This was the only way Tara VanDerveer was ever leaving her job at Stanford—out of the blue, no advance notice, just a call to the office saying, "I'm not coming in tomorrow, or any of the days after that. Announce it any way you want."
And like that, the third-longest-serving coach in college basketball (behind Oakland's Greg Kampe and Connecticut's Geno Auriemma) just dropped her mic without speaking a word into it on Tuesday. Indeed, only that terse announcement from her employer and a hastily updated Wikipedia biography told us that after 45 years—two at Idaho, five at Ohio State, 38 at Stanford, and one sabbatical with the U.S. Olympic team—VanDerveer decided that she had some pressing fishing to do. All of which is so her in so many ways—at the moment the sport is enjoying its belated but measurable commercial renaissance, VanDerveer decided to go all slippers and sweats.
Or, just as possible, she decided that she wasn't suddenly going to fall in love with making Stanford the best women's basketball program in the Atlantic Coast Conference. VanDerveer is 70, and it may be that 10 trips across the continent to re-establish her bonafides in the southeastern corner of the country, which has its own GOAT in Dawn Staley and is a long way away besides, seems like it might be a quixotic pursuit.
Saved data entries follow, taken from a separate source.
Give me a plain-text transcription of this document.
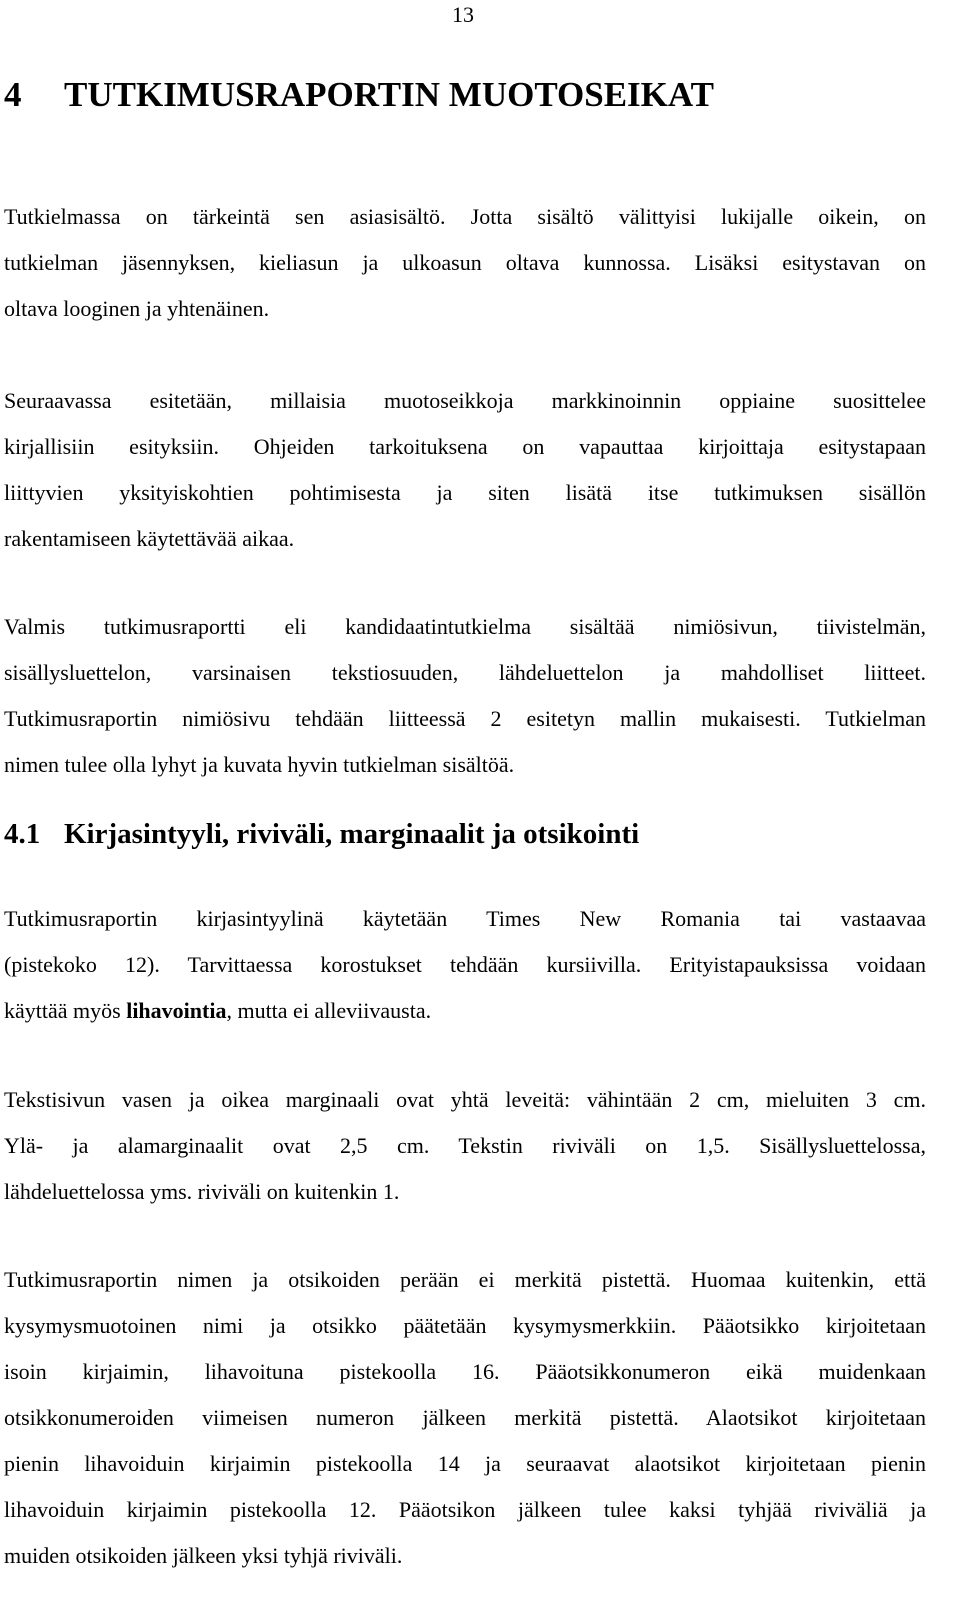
13
4 TUTKIMUSRAPORTIN MUOTOSEIKAT

Tutkielmassa on tärkeintä sen asiasisältö. Jotta sisältö välittyisi lukijalle oikein, on
tutkielman jäsennyksen, kieliasun ja ulkoasun oltava kunnossa. Lisäksi esitystavan on
oltava looginen ja yhtenäinen.

Seuraavassa esitetään, millaisia muotoseikkoja markkinoinnin oppiaine suosittelee
kirjallisiin esityksiin. Ohjeiden tarkoituksena on vapauttaa kirjoittaja esitystapaan
liittyvien yksityiskohtien pohtimisesta ja siten lisätä itse tutkimuksen sisällön
rakentamiseen käytettävää aikaa.

Valmis tutkimusraportti eli kandidaatintutkielma sisältää nimiösivun, tiivistelmän,
sisällysluettelon, varsinaisen tekstiosuuden, lähdeluettelon ja mahdolliset liitteet.
Tutkimusraportin nimiösivu tehdään liitteessä 2 esitetyn mallin mukaisesti. Tutkielman
nimen tulee olla lyhyt ja kuvata hyvin tutkielman sisältöä.

4.1 Kirjasintyyli, riviväli, marginaalit ja otsikointi

Tutkimusraportin kirjasintyylinä käytetään Times New Romania tai vastaavaa
(pistekoko 12). Tarvittaessa korostukset tehdään kursiivilla. Erityistapauksissa voidaan
käyttää myös lihavointia, mutta ei alleviivausta.

Tekstisivun vasen ja oikea marginaali ovat yhtä leveitä: vähintään 2 cm, mieluiten 3 cm.
Ylä- ja alamarginaalit ovat 2,5 cm. Tekstin riviväli on 1,5. Sisällysluettelossa,
lähdeluettelossa yms. riviväli on kuitenkin 1.

Tutkimusraportin nimen ja otsikoiden perään ei merkitä pistettä. Huomaa kuitenkin, että
kysymysmuotoinen nimi ja otsikko päätetään kysymysmerkkiin. Pääotsikko kirjoitetaan
isoin kirjaimin, lihavoituna pistekoolla 16. Pääotsikkonumeron eikä muidenkaan
otsikkonumeroiden viimeisen numeron jälkeen merkitä pistettä. Alaotsikot kirjoitetaan
pienin lihavoiduin kirjaimin pistekoolla 14 ja seuraavat alaotsikot kirjoitetaan pienin
lihavoiduin kirjaimin pistekoolla 12. Pääotsikon jälkeen tulee kaksi tyhjää riviväliä ja
muiden otsikoiden jälkeen yksi tyhjä riviväli.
VanDerveer has done all that can be done again and again, while never being drawn into spitefests with any of her contemporaries—Auriemma, Staley, Pat Summitt, Kim Mulkey, Muffet McGraw or any of the other giants of an industry America just learned about three weeks ago.
And she did it hours after Staley's South Carolina put a comprehensive whomping on America's sweetheart at 27 feet, Caitlin Clark, when the spotlights were where they rightly belonged. VanDerveer didn't retire yesterday to grab some attention—she retired to scoff at it. She wasn't bigger than her team's games, or even its hijinks, before or after she became the winningest coach in college basketball history. She made good players great and great players pros, and while she could be coach-willful when she needed to be, she was never preoccupied with making sure she knew where all the camera angles would catch her best. She had a difficult job and did it brilliantly and seemed happy to leave it at that; she had the same haircut for maybe forever, and always dressed in what might best be called janitor-casual.
She also collected players and made them into teams, and steered them across seasons that wound up commemorated on championship banners. VanDerveer's teams made the NCAA Tournament for each of her last 35 seasons, missing only the year she coached the U.S. National Team to Olympic Gold in 1996—she did it again in 2020—and the season when COVID ran the table.
So when VanDerveer chucked it in last night with a press release that extolled none of her virtues save her general GOATistry, it was very much in character. To the end, she did the one thing that nobody knows how to do any more, or would employ if they did—she let the résumé stand on its own, and left the GOAT talk to the side. In a job that almost demands that winners toot their own horns, VanDerveer plays the piano, which is much harder to lift.